Ömer Amaçtan

Personal information
- Nationality: Turkish
- Born: 5 May 2001 (age 25) Çaldiran, Van Province, Turkey
- Home town: Turkey
- Education: Erciyes University

Sport
- Country: Turkey
- Sport: Long-distance running
- Event(s): 3000 m, 5000 m, 10,000 m, half marathon, cross country running
- Team: Enka SK

Medal record
Men's Athletics
Representing Turkey
FISU World University Games
| Silver medal – second place | 2025 Bochum | Half marathon Team |
| Gold medal – first place | 2021 Chengdu | Half marathon Team |
Balkan Championships
| Bronze medal – third place | 2022 Craiova | 3000 m |
| Bronze medal – third place | 2021 Smederevo | 3000 m |
| Bronze medal – third place | 2020 Cluj-Napoca | 3000 m |
| Bronze medal – third place | 2020 Cluj-Napoca | 5000 m |
European U20 Championships
| Bronze medal – third place | 2019 Borås | U20 3000 m |
European U18 Championships
| Silver medal – second place | 2018 Győr | U18 3000 m |
European Cross Country Championships
| Bronze medal – third place | 2017 Šamorín | Junior Team |
European Youth Summer Olympic Festival
| Gold medal – first place | 2017 Győr | Youth 3000 |

= Ömer Amaçtan =

Turkish long-distance runner (born 2001)

Ömer Amaçtan (born 5 May 2001) is a Turkish long-distance runner, who competes in the 3000 m, 5000 m, 10,000 m, half marathon as well as in the cross country running events.

== Personal life ==
Ömer Amaçtan was born in Çaldıran district of Van Province, eastern Turkey on 5 May 2001. Due to financial difficulties in the family, he had to work at an early age in consturctions to earn his living during his school years. He is a student of Physical Education and Sport Teaching at Erciyes University in Kayseri.

== Sport career ==
Amaçtan started sport during his school years. He became Turkish and Balkan champion in 2013, Balkan champion and third-placed between 2015 and 2017. He was admitted to the Olympics Preparation Center (TOHM) in Erzurum in 2018, where he continued his education and was trained at the same time. He later moved to the TOHM in Kayseri. Before he transferred to Enka SK, he was a member of Fenerbahçe Athletics.

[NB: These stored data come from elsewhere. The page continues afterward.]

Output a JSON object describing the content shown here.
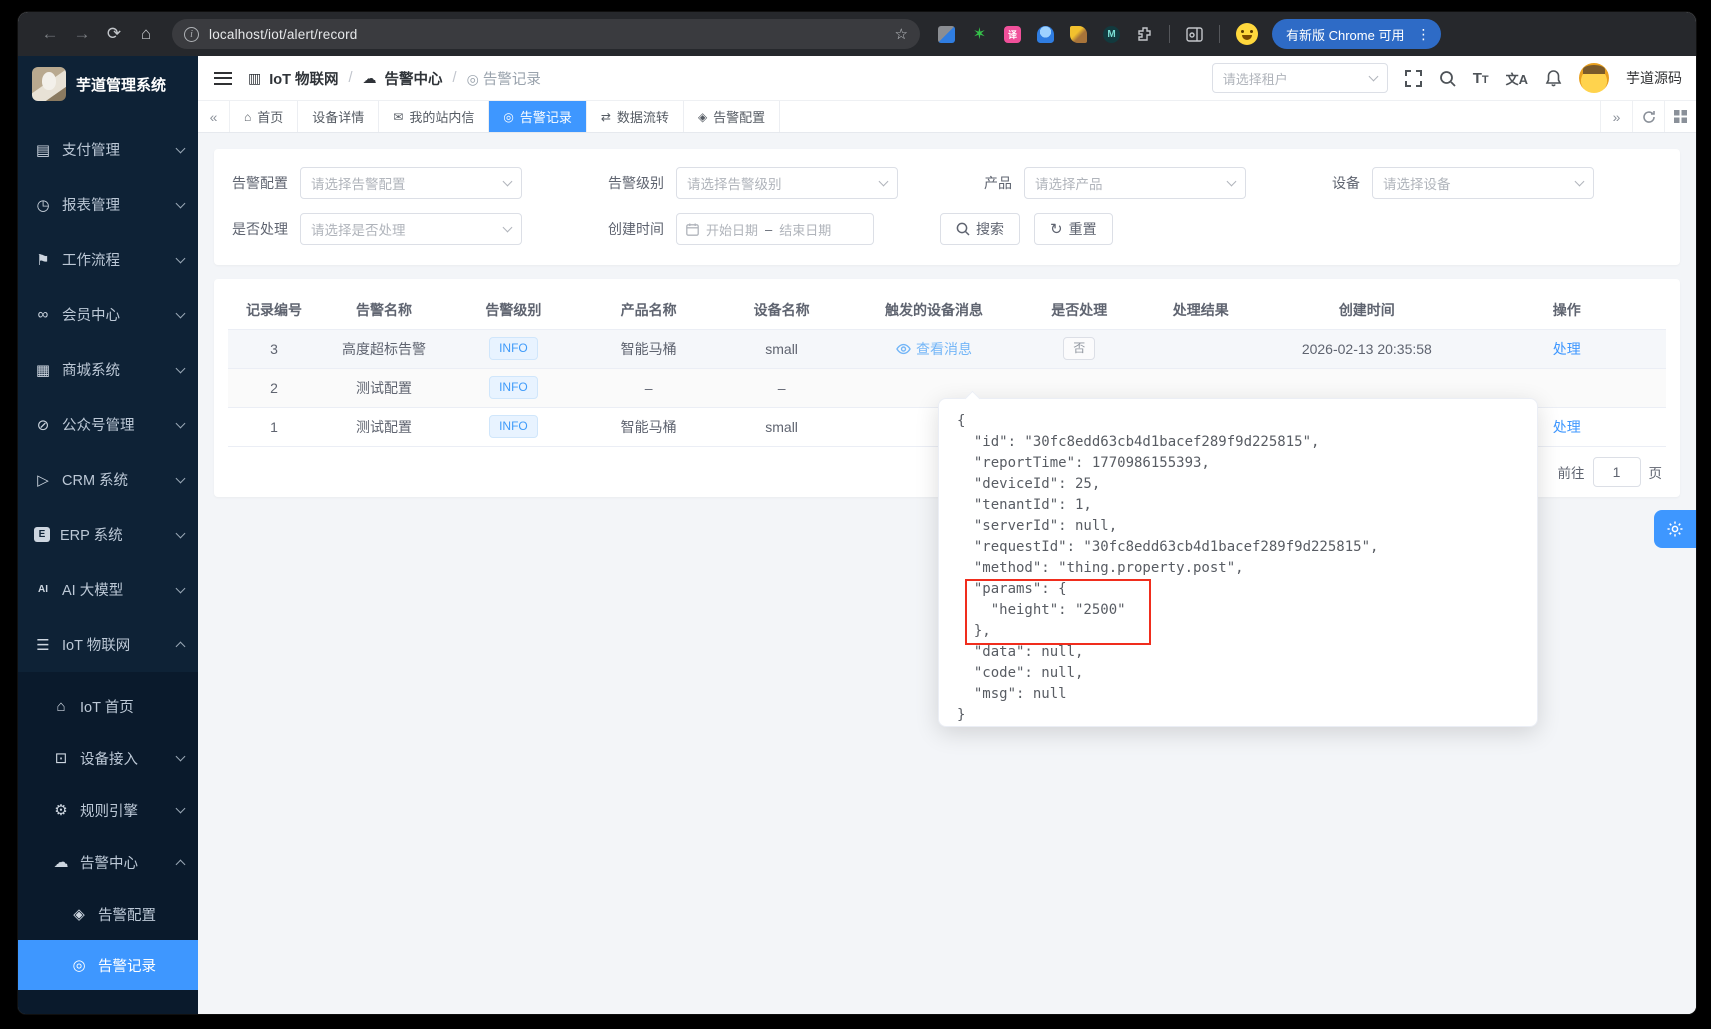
{
  "colors": {
    "accent": "#3e97ff",
    "sidebar_bg": "#0e2236",
    "sidebar_submenu_bg": "#0a1a2c",
    "chrome_bar_bg": "#26282c",
    "content_bg": "#f3f5f8",
    "info_tag_text": "#3f9bfa",
    "red_highlight_box": "#f02d1d",
    "update_chip_bg": "#2e6bc6"
  },
  "browser": {
    "url": "localhost/iot/alert/record",
    "update_chip": "有新版 Chrome 可用"
  },
  "sidebar": {
    "logo_title": "芋道管理系统",
    "items": [
      {
        "glyph": "▤",
        "label": "支付管理"
      },
      {
        "glyph": "◷",
        "label": "报表管理"
      },
      {
        "glyph": "⚑",
        "label": "工作流程"
      },
      {
        "glyph": "∞",
        "label": "会员中心"
      },
      {
        "glyph": "▦",
        "label": "商城系统"
      },
      {
        "glyph": "⊘",
        "label": "公众号管理"
      },
      {
        "glyph": "▷",
        "label": "CRM 系统"
      },
      {
        "glyph": "E",
        "label": "ERP 系统"
      },
      {
        "glyph": "AI",
        "label": "AI 大模型"
      },
      {
        "glyph": "☰",
        "label": "IoT 物联网"
      }
    ],
    "iot_submenu": [
      {
        "glyph": "⌂",
        "label": "IoT 首页"
      },
      {
        "glyph": "⊡",
        "label": "设备接入"
      },
      {
        "glyph": "⚙",
        "label": "规则引擎"
      },
      {
        "glyph": "☁",
        "label": "告警中心"
      }
    ],
    "alert_submenu": [
      {
        "glyph": "◈",
        "label": "告警配置"
      },
      {
        "glyph": "◎",
        "label": "告警记录"
      }
    ]
  },
  "header": {
    "breadcrumb": [
      {
        "glyph": "▥",
        "label": "IoT 物联网"
      },
      {
        "glyph": "☁",
        "label": "告警中心"
      },
      {
        "glyph": "◎",
        "label": "告警记录"
      }
    ],
    "tenant_placeholder": "请选择租户",
    "username": "芋道源码"
  },
  "tabs": [
    {
      "glyph": "⌂",
      "label": "首页"
    },
    {
      "glyph": "",
      "label": "设备详情"
    },
    {
      "glyph": "✉",
      "label": "我的站内信"
    },
    {
      "glyph": "◎",
      "label": "告警记录"
    },
    {
      "glyph": "⇄",
      "label": "数据流转"
    },
    {
      "glyph": "◈",
      "label": "告警配置"
    }
  ],
  "filters": {
    "alert_config_label": "告警配置",
    "alert_config_placeholder": "请选择告警配置",
    "alert_level_label": "告警级别",
    "alert_level_placeholder": "请选择告警级别",
    "product_label": "产品",
    "product_placeholder": "请选择产品",
    "device_label": "设备",
    "device_placeholder": "请选择设备",
    "handled_label": "是否处理",
    "handled_placeholder": "请选择是否处理",
    "time_label": "创建时间",
    "time_start_placeholder": "开始日期",
    "time_separator": "–",
    "time_end_placeholder": "结束日期",
    "search_label": "搜索",
    "reset_label": "重置"
  },
  "table": {
    "columns": [
      "记录编号",
      "告警名称",
      "告警级别",
      "产品名称",
      "设备名称",
      "触发的设备消息",
      "是否处理",
      "处理结果",
      "创建时间",
      "操作"
    ],
    "rows": [
      {
        "id": "3",
        "name": "高度超标告警",
        "level": "INFO",
        "product": "智能马桶",
        "device": "small",
        "message_link": "查看消息",
        "handled": "否",
        "result": "",
        "created": "2026-02-13 20:35:58",
        "action": "处理"
      },
      {
        "id": "2",
        "name": "测试配置",
        "level": "INFO",
        "product": "–",
        "device": "–",
        "message_link": "",
        "handled": "",
        "result": "",
        "created": "",
        "action": ""
      },
      {
        "id": "1",
        "name": "测试配置",
        "level": "INFO",
        "product": "智能马桶",
        "device": "small",
        "message_link": "",
        "handled": "",
        "result": "",
        "created": "",
        "action": "处理"
      }
    ]
  },
  "pagination": {
    "goto_label": "前往",
    "page_value": "1",
    "page_unit": "页"
  },
  "popup": {
    "json_lines": [
      "{",
      "  \"id\": \"30fc8edd63cb4d1bacef289f9d225815\",",
      "  \"reportTime\": 1770986155393,",
      "  \"deviceId\": 25,",
      "  \"tenantId\": 1,",
      "  \"serverId\": null,",
      "  \"requestId\": \"30fc8edd63cb4d1bacef289f9d225815\",",
      "  \"method\": \"thing.property.post\",",
      "  \"params\": {",
      "    \"height\": \"2500\"",
      "  },",
      "  \"data\": null,",
      "  \"code\": null,",
      "  \"msg\": null",
      "}"
    ]
  }
}
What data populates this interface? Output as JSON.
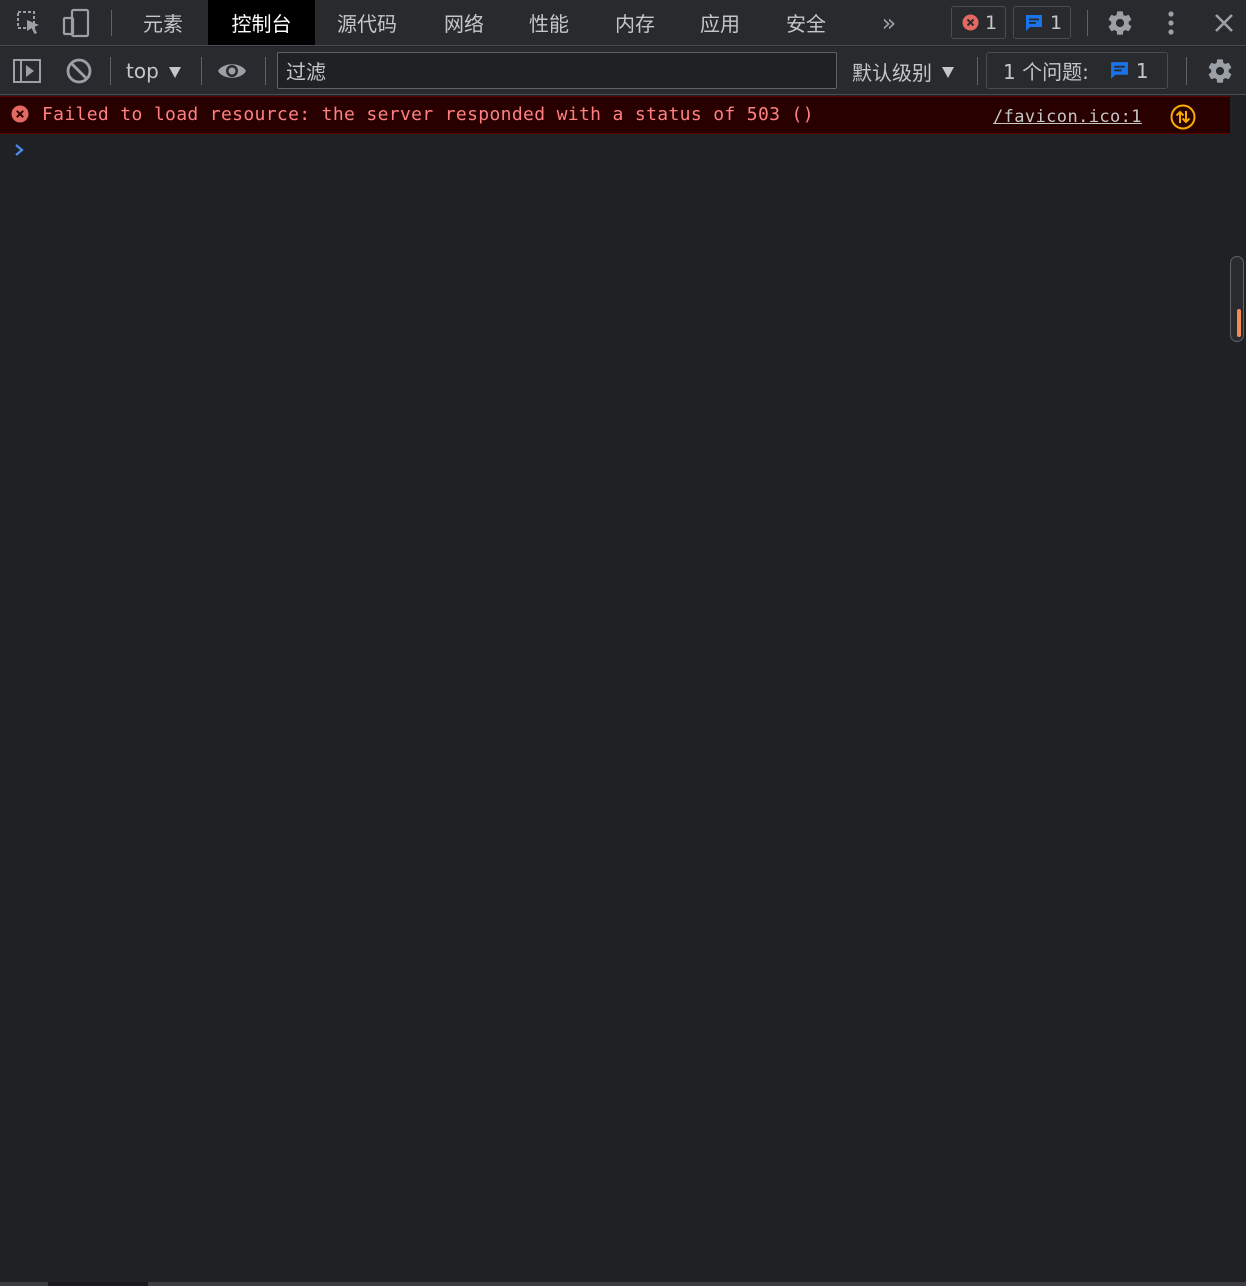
{
  "tabs": [
    {
      "label": "元素"
    },
    {
      "label": "控制台"
    },
    {
      "label": "源代码"
    },
    {
      "label": "网络"
    },
    {
      "label": "性能"
    },
    {
      "label": "内存"
    },
    {
      "label": "应用"
    },
    {
      "label": "安全"
    }
  ],
  "active_tab": "控制台",
  "more_tabs_glyph": "»",
  "counters": {
    "errors": "1",
    "messages": "1"
  },
  "toolbar": {
    "context": "top",
    "filter_placeholder": "过滤",
    "filter_value": "",
    "level": "默认级别",
    "issues_label": "1 个问题:",
    "issues_count": "1"
  },
  "console": {
    "error_message": "Failed to load resource: the server responded with a status of 503 ()",
    "error_source": "/favicon.ico:1",
    "prompt_glyph": ">"
  },
  "colors": {
    "background": "#202124",
    "toolbar": "#292a2d",
    "error_text": "#ff8080",
    "error_bg": "#290000",
    "error_icon": "#e46962",
    "message_icon": "#1a73e8",
    "network_icon": "#f9ab00",
    "scroll_marker": "#f28b54"
  },
  "icons": {
    "inspect": "inspect-element-icon",
    "device": "device-toolbar-icon",
    "sidebar": "show-sidebar-icon",
    "clear": "clear-console-icon",
    "live_expression": "eye-icon",
    "settings": "gear-icon",
    "menu": "kebab-menu-icon",
    "close": "close-icon"
  }
}
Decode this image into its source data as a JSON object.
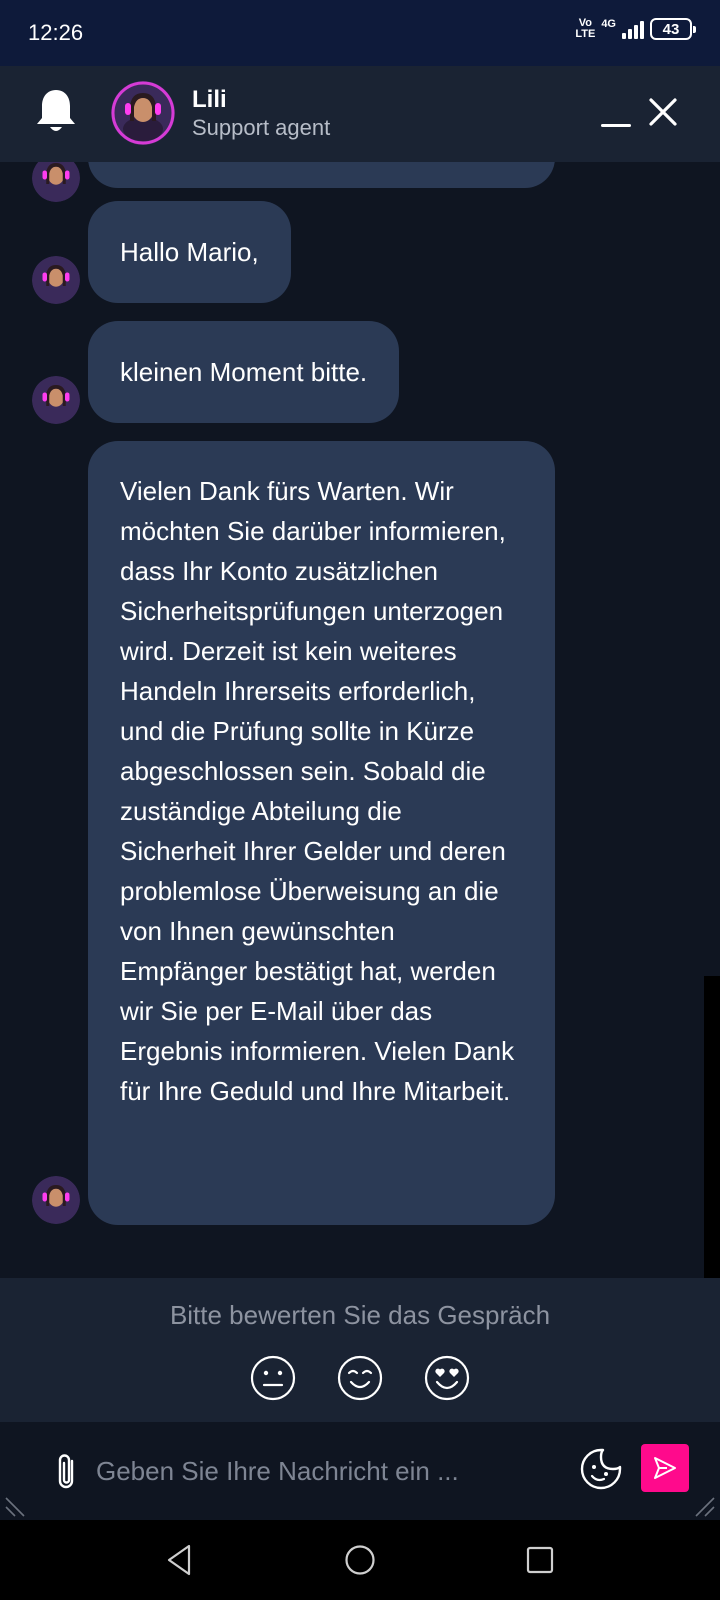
{
  "status_bar": {
    "time": "12:26",
    "volte_top": "Vo",
    "volte_bottom": "LTE",
    "network": "4G",
    "battery": "43"
  },
  "header": {
    "agent_name": "Lili",
    "agent_role": "Support agent"
  },
  "messages": [
    {
      "text": "Hallo Mario,"
    },
    {
      "text": "kleinen Moment bitte."
    },
    {
      "text": "Vielen Dank fürs Warten. Wir möchten Sie darüber informieren, dass Ihr Konto zusätzlichen Sicherheitsprüfungen unterzogen wird. Derzeit ist kein weiteres Handeln Ihrerseits erforderlich, und die Prüfung sollte in Kürze abgeschlossen sein. Sobald die zuständige Abteilung die Sicherheit Ihrer Gelder und deren problemlose Überweisung an die von Ihnen gewünschten Empfänger bestätigt hat, werden wir Sie per E-Mail über das Ergebnis informieren. Vielen Dank für Ihre Geduld und Ihre Mitarbeit."
    }
  ],
  "rating": {
    "prompt": "Bitte bewerten Sie das Gespräch",
    "options": [
      "neutral-face-icon",
      "smiling-face-icon",
      "heart-eyes-face-icon"
    ]
  },
  "composer": {
    "placeholder": "Geben Sie Ihre Nachricht ein ..."
  },
  "colors": {
    "accent": "#ff0a8c",
    "bubble": "#2b3a55",
    "header": "#1a2333",
    "background": "#0f1521"
  }
}
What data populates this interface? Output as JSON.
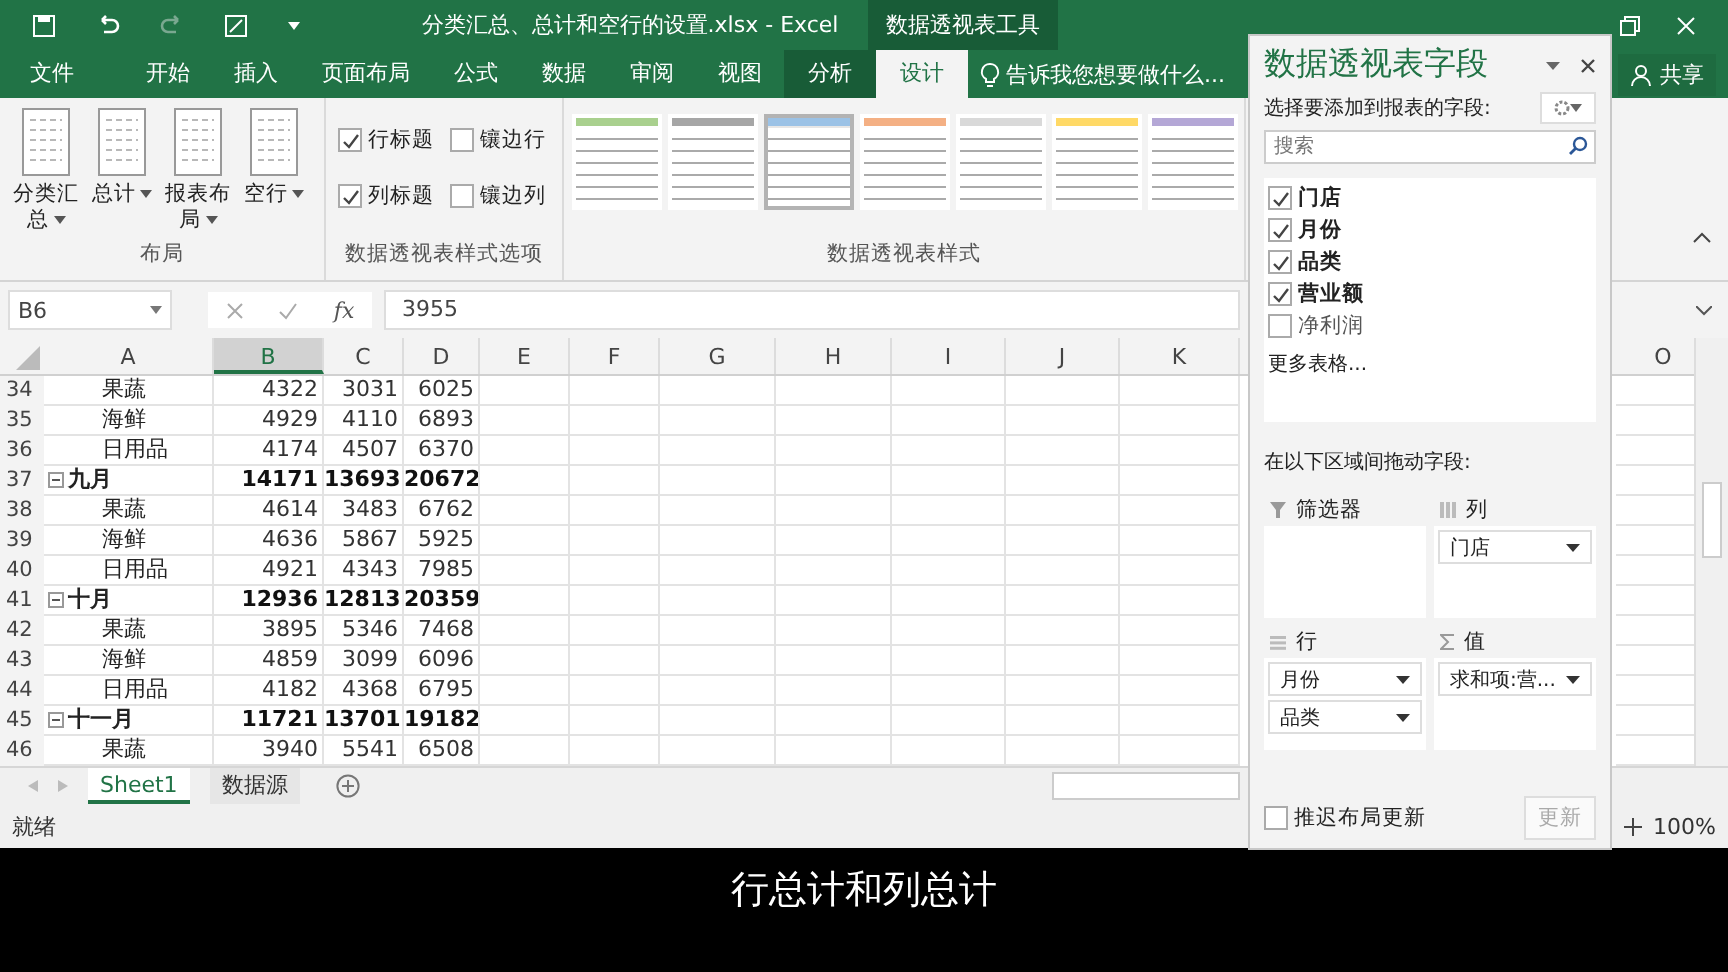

He captured the gold medal in the 3000 m event at the 2017 European Youth Summer Olympic Festival held in Győr, Hungary. He and his teammates Ramazan Barbaros and Abdurrahman Gediklioğlu received the bronze medal in the junior team event at the 2017 European Cross Country Championships in Šamorín, Slovakia.

In 2018, he took the silver medal in the 3000 m event at the European Athletics U18 Championships in Győr, Hungary. At the 2018 Summer Youth Olympics in Buenos Aires, Argentina, he finished the 3000 m event in 8th place.

He took the bronze medal in the 3000 m event at the 2019 European Athletics U20 Championships in Borås, Sweden.

Amaçtan won two bronze medals in the 3000 m and 5000 m events at the 2020 Balkan Athletics Championships in Cluj-Napoca, Romania.

He was qualified for the 2021 European Athletics U23 Championships after running the 10,000 m in Bursa, Turkey in his personal best time of 29.38. He finished the 10,000 m event in 10th place at the 2021 European Athletics U23 Championships in Tallinn, Estonia. At the 2021 Balkan Athletics Championships in Smederevo, Serbia, he became bronze medalist in the 3000 m event. The same year at the European Athletics U23 Championships, he ranked 18th in the 5000 m event.

The 2022 European 10,000m Cup in Pacé, France, he placed 30th. That year, he won the bronze medal in the 3000 m event at the Balkan Athletics Championships in Craiova, Romania.

The 2023 European 10,000m Cup in Pacé, France, he did not finish. In the 10,000 m event at the 2023 European Athletics U23 Championships in Espoo, Finland, he ranked 11th. The same year, at the rescheduled 2021 Summer World University Games in Chengdu, China, he and his teammates Sezgin Ataç, Ayetullah Aslanhan and Mahsun Değer captured the gold medal in the half marathon team event.

At the 2025 International Adana Half Marathon, he placed third. He competed at the 2025 Summer World University Games in Bochum, Germany, and won the silver medal in the half marathon team event with teammates Ramazan Baştuğ, Azat Demirtaş and Ayetullah Aslanhan.